Potter Hill Farm supplies Twigs Cafe with organic vegetables.
The following Q&A is from wheretoeatboston.com’s e-newsletter, which you can sign up for here.
Central Massachusetts local food hub Lettuce Be Local is dedicated to the environment, health and community by directly connecting traceable ingredients from local farms to chefs, schools and buyers. Owner & Chief Lettuce Officer Lynn Stromberg makes the farm connections to Twigs Cafe at Tower Hill Botanic Garden. This month’s featured Straight To The Plate restaurant has a commitment to and love for everything local. Chef/manager David Bigelbach shared Tower Hill’s approach.
Lynn: In your farm-to-table history, what’s your favorite experience, product or creation?
David: I support any and all farms, and my favorite thing to do is help out small family farms that are working very hard to get us good products. I think that, similar to teachers, farmers/herdsmen/cheesemakers are often undervalued and not nearly as supported in the U.S. as they are in other countries. I feel helpful if I can connect and buy directly from friends and neighbors.
Q. What local products are you currently working with and where are they sourced? What are your favorites?
A. I’m trying to use 100 percent local products all year, and if it’s not grown here I’ll buy it from a company that buys organic or sustainable and produces locally. I love Jim’s Coffee, Taza Chocolate and Spindrift seltzers. For fruits and vegetables we use whatever is in season, so recent specials feature asparagus, pea tips, kale, arugula, mixed greens and rhubarb. Our favorite locally-made products include all local cheeses, syrups from Old Friends Farm, sriracha from The Kitchen Garden, cider products from Carr’s Ciderhouse (we use a combination of their cider syrup and cider vinegar to make a New England “balsamic”) and cold pressed oils from Full Sun in Vermont.
Q. Sourcing local farm ingredients on a day-to-day basis is full of unknowns — what particular challenges are you facing or have you overcome this season?

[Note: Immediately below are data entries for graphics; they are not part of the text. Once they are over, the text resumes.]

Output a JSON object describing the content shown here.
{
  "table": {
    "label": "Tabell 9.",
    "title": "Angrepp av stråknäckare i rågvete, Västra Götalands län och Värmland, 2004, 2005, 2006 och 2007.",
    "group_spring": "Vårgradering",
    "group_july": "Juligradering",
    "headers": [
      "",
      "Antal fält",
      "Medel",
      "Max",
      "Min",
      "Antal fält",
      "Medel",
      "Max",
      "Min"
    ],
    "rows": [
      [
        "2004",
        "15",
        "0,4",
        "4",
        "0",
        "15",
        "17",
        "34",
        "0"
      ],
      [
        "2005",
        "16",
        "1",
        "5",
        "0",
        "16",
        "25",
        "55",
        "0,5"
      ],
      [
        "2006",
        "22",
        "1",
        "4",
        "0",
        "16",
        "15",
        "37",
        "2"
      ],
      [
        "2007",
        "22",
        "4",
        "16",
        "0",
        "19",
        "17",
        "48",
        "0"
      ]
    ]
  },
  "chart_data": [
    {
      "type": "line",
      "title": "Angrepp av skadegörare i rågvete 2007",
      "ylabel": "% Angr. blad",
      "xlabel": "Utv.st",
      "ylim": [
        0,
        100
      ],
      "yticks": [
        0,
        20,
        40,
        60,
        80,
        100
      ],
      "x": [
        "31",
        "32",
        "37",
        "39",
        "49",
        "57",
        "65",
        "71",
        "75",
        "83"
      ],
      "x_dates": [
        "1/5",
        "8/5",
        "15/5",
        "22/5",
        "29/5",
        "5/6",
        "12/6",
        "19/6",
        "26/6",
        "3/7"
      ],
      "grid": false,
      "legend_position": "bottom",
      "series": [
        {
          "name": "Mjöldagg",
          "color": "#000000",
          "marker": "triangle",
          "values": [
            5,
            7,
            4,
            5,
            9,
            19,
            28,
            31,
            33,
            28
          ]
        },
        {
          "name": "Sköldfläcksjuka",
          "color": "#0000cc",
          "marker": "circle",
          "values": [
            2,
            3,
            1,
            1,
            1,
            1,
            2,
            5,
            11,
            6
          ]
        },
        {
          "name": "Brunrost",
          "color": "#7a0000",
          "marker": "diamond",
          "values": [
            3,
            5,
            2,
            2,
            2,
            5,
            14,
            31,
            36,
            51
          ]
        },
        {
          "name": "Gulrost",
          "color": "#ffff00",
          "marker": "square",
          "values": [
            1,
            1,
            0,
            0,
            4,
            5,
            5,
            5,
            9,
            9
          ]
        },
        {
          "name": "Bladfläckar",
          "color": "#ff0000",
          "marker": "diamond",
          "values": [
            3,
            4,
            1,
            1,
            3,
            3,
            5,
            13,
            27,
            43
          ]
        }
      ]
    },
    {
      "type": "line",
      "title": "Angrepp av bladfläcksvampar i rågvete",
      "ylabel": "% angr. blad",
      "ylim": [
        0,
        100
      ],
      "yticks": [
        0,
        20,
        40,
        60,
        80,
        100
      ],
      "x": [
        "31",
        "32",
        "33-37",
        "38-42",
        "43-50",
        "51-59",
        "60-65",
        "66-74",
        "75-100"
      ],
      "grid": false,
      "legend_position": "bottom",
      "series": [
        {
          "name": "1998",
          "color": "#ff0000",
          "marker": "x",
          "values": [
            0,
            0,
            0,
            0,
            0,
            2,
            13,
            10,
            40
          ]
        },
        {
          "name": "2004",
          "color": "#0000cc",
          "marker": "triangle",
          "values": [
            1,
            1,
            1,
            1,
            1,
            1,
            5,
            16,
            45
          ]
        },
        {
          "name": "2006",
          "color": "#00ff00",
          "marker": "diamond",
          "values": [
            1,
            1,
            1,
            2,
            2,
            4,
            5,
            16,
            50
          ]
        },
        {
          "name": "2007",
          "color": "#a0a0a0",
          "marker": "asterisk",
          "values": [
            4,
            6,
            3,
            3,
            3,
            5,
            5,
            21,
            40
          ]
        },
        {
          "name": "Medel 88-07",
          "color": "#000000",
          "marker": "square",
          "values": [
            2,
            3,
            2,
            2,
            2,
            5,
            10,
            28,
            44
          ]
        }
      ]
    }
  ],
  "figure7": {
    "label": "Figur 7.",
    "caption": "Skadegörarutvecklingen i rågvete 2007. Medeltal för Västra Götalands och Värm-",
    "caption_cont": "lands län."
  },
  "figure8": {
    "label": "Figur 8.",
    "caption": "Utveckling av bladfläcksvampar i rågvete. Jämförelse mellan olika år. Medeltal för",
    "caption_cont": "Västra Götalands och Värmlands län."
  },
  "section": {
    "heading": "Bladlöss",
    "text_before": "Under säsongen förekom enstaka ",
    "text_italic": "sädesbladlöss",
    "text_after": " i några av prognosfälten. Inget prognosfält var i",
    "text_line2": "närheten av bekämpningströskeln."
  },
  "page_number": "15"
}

A. For us, location is the biggest challenge. It makes sense for a farm to deliver vegetables if they go to a city with large farmer’s markets or many farm-to-table kitchens, but there aren’t many other kitchens around here doing what we do. That’s where Lettuce Be Local really makes it happen for us — if not for their work I would be lost. Being able to purchase just a few items from a bunch of different farms at the same time makes it possible for us to choose sustainable, local and seasonal. Through them I met Spring Ridge Farm where we get eggs, chicken and pork, Potter Hill Farm for fantastic organic veggies, and Lilac Hedge Farm for more chicken, pork and beef.